I have a standalone Spark running on a virtual machine on my computer. Spark Streaming gets data from Kafka, saves it onto an HBase table, then processes it and saves the result to another table.
Spark Batch queries the table of processed results for the latest entry and uses data from there to determine which data to query from the unprocessed data table. The batch job has an infinite while loop making the batch restart once it finishes. Both it and the streaming job have the scheduler set to fair.
I have a client app that runs all these things in proper order by streaming generated information into Kafka first and then launching a separate thread for the streaming layer, after that for the batch after a certain delay.
My issue is that streaming runs and doesn't complain, using 2 of the 3 provided cores, but when the batch job starts, the stream says it's running, but the HBase tables show clearly that while the batch jobs are writing to their table, the streaming jobs don't write anything. Also, the streaming logs pause while this all happens.
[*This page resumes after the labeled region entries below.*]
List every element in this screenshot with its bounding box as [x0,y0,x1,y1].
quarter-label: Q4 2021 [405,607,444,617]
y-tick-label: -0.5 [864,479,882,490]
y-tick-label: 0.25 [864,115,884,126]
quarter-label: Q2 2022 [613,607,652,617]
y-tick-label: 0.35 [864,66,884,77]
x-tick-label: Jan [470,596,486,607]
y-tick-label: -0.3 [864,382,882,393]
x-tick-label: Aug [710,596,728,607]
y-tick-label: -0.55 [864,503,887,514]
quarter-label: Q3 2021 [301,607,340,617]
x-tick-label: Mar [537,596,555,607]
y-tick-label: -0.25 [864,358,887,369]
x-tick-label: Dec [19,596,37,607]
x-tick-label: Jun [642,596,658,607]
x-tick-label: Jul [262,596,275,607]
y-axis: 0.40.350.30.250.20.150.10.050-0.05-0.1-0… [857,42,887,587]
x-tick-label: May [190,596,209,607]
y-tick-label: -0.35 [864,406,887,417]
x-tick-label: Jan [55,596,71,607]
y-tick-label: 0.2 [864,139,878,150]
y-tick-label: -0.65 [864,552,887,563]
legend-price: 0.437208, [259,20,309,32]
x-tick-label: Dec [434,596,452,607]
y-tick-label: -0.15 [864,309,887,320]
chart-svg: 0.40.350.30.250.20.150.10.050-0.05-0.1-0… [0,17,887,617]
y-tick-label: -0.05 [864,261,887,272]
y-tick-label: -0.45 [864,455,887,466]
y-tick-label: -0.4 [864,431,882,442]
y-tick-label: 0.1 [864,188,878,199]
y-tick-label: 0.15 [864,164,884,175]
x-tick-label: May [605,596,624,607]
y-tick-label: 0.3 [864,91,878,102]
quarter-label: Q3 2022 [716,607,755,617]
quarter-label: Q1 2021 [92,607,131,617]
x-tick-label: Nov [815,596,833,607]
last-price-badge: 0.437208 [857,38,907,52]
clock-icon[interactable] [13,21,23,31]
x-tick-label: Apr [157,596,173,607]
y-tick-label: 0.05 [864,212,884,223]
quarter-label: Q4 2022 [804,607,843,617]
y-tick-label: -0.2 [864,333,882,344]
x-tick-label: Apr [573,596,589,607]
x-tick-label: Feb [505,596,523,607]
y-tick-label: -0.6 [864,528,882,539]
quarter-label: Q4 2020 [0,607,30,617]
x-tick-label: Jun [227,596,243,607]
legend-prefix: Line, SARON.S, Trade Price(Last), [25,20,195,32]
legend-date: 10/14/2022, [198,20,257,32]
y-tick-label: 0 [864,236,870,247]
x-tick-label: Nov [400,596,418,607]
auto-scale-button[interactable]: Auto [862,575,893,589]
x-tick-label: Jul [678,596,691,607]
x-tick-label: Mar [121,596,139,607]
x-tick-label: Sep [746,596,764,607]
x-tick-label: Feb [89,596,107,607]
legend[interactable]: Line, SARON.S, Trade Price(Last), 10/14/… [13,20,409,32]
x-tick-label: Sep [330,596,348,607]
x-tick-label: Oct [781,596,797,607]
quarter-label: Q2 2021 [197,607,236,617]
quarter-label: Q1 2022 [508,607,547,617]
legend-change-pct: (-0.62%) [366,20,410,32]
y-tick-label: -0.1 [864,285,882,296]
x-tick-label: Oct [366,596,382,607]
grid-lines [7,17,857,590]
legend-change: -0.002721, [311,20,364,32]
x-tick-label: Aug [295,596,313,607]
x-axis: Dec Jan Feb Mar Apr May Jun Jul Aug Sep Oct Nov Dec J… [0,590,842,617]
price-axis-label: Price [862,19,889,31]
The way I set up the threads to be run is like this:
Runnable batch = new Runnable() {
@Override
public void run() {
try {
Lambda.startBatch(lowBoundary, highBoundary);
} catch (Exception e) {
e.printStackTrace();
}
}
};
Thread batchThread = new Thread(batch);
batchThread.start();
The starting of batch and streaming are done through ProcessBuilder like this:
public static void startBatch(String low, String high) throws Exception {
// Specify executable path
String sparkSubmit = "/home/lambda/Spark/bin/spark-submit";
// Describe the process to be run
ProcessBuilder batch = new ProcessBuilder(sparkSubmit,
"--class", "batch.Batch", "--master",
"spark://dissertation:7077",
"/home/lambda/Downloads/Lambda/target/lambda-1.0-jar-with-dependencies.jar",
low, high);
// Start the batch layer
batch.start();
}
Does anyone have an idea on why that's happening? I'm suspecting it's just Spark not managing the tasks like I want them to, but have no idea what to do about it.